The gap between blacks and whites in the acceptance and forgiveness of the two men has observers and political experts wondering what is behind the difference.
Fredrick C. Harris, a professor of political science at Columbia and the director of its Center on African-American Politics and Society, told The New York Times that the idea of second chances is a strong one in the black community where such a high number of black men experience incarceration.
“I don’t think that African-Americans are more morally lax in their views about these issues than white voters,” he said. “I just think they come at it from a different perspective, and they have a different socialization, given their everyday experiences, as well as their religious values.”
After Weiner acknowledged that he had continued sexting for more than a year after he resigned from Congress, a Quinnipiac poll of likely voters in the Democratic primary found that 64 percent of white voters said Weiner should leave the race, compared to just 42 percent of black voters. As for Spitzer, a recent Quinnipiac poll in the comptroller’s race found that 66 percent of white voters said that Spitzer’s prostitution scandal was a legitimate issue in the comptroller’s race, while just 43 percent of black voters said it was.
Just this week, a New York Times/Siena College poll found 57 percent of black registered Democrats backed him, compared to 37 percent of white voters.
“You can’t think of any major black leader that did not have some kind of legal or other kind of media attack, so we are not as prone to believe the attacks as other communities,” Rev. Al Sharpton told the Times in an interview.
Rev. Johnny Ray Youngblood agreed, saying, “When we as African-Americans look at our history, our own Dr. Martin Luther King, or own Dr. Adam Clayton Powell, there has always been something in a person’s life that others sought to use against their greater good.”

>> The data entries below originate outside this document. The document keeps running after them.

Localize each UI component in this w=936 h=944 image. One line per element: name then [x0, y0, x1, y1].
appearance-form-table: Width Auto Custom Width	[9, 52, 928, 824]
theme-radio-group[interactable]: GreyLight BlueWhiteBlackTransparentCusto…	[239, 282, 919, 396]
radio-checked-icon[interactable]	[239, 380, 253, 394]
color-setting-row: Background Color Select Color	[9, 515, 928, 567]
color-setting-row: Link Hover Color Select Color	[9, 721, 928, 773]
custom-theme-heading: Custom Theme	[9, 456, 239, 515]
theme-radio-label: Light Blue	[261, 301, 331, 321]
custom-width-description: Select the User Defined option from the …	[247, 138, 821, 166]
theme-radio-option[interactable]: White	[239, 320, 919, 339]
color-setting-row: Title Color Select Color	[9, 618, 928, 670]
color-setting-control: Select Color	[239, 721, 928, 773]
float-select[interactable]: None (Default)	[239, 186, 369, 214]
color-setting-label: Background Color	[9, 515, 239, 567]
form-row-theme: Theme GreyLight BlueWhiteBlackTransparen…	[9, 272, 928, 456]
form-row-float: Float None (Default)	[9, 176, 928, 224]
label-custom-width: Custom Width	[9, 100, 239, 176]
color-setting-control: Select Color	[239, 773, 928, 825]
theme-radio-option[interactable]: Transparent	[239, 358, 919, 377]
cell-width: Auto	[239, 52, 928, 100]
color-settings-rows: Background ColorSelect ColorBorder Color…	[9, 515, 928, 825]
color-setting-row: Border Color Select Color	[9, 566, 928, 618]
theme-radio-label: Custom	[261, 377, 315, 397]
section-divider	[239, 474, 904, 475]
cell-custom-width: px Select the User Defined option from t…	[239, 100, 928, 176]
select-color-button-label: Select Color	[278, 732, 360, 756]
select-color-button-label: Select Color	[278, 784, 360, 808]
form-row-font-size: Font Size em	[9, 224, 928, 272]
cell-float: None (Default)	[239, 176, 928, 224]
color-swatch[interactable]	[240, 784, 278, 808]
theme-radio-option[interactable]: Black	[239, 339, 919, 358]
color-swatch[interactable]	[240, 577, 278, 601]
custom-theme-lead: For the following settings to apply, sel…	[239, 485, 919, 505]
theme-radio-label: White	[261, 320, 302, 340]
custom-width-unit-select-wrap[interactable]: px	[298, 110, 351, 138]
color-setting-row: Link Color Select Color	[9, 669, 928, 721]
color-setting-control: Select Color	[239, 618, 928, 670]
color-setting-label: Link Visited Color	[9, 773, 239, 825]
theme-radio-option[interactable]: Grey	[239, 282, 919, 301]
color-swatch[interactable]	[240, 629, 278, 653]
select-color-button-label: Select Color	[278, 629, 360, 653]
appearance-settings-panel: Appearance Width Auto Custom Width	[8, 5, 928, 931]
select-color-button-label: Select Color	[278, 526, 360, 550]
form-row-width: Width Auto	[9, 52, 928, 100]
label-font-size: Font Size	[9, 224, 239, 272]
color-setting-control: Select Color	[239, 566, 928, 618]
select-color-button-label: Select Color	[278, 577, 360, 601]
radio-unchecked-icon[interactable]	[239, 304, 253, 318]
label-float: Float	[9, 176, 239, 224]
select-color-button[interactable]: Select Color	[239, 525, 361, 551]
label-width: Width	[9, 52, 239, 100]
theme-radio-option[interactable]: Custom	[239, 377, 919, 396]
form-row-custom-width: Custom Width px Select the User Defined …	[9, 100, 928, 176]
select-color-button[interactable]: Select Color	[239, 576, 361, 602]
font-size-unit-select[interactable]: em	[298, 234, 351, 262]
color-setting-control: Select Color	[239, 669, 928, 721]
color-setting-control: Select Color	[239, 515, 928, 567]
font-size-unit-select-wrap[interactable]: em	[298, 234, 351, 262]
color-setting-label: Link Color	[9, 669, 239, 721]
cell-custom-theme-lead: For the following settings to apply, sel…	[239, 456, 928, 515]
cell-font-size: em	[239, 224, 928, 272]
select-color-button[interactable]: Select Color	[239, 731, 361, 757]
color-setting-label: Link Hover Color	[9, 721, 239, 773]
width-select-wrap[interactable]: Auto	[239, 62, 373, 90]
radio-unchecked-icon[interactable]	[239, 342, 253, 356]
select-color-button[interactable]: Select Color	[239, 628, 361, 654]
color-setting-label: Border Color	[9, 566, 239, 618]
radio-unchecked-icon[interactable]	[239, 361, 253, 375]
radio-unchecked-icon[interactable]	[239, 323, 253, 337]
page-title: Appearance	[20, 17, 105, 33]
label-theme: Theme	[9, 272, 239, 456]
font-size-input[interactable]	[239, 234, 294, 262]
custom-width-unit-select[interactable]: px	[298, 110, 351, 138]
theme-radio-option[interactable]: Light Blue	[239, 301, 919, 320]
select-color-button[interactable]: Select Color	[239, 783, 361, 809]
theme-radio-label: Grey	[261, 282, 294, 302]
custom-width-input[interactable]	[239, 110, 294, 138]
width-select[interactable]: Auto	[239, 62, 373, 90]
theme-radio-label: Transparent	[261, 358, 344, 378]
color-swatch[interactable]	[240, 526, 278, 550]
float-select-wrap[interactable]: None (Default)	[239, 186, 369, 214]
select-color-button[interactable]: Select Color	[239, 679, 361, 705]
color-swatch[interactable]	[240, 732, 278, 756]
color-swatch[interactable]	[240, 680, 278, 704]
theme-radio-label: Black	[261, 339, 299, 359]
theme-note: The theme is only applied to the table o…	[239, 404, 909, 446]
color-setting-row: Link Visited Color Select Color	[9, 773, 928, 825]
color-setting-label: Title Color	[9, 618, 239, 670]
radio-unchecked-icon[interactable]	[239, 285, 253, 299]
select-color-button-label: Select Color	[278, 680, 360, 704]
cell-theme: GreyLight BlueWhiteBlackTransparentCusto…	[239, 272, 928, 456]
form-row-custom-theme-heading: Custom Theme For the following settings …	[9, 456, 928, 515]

Spitzer and Weiner are spending considerable time in the black church, as they crisscross the city looking for support.
The Rev. Dr. Marvin J. Bentley, pastor of Antioch Baptist Church in Corona, Queens, told the Times that perhaps the heightened attacks on Weiner in recent weeks had galvanized some African-Americans to stick with him, seeing him as a fighter who would not back down.
“I think on the larger scale the African-American community is a little embittered with the political process now, so it’s kind of, ‘If you don’t like this guy, we’ll take him,’” he said. “When you look at the Zimmerman situation and other kinds of factors, and stop and frisk, these are some of the things that we’re still reeling over and angry about. And to see Weiner being beat up, I guess you could say, attacked, because of his own indiscretions or not, I think that there’s a backlash that’s coming from the African-American community.”
For Spitzer, his policies while attorney general and governor of New York are also seen as amenable to blacks, such as his investigations of the New York Police Department’s use of stop-and-frisk tactics and discrimination against minorities in mortgage lending, as well as his aggressiveness against Wall Street.
At Mount Horeb Baptist Church in Corona, Queens, Jeannette Sullivan, 71, a retired airport security guard, said that all politicians had personal flaws.
“Everybody in politics cheats,” she said, laughing.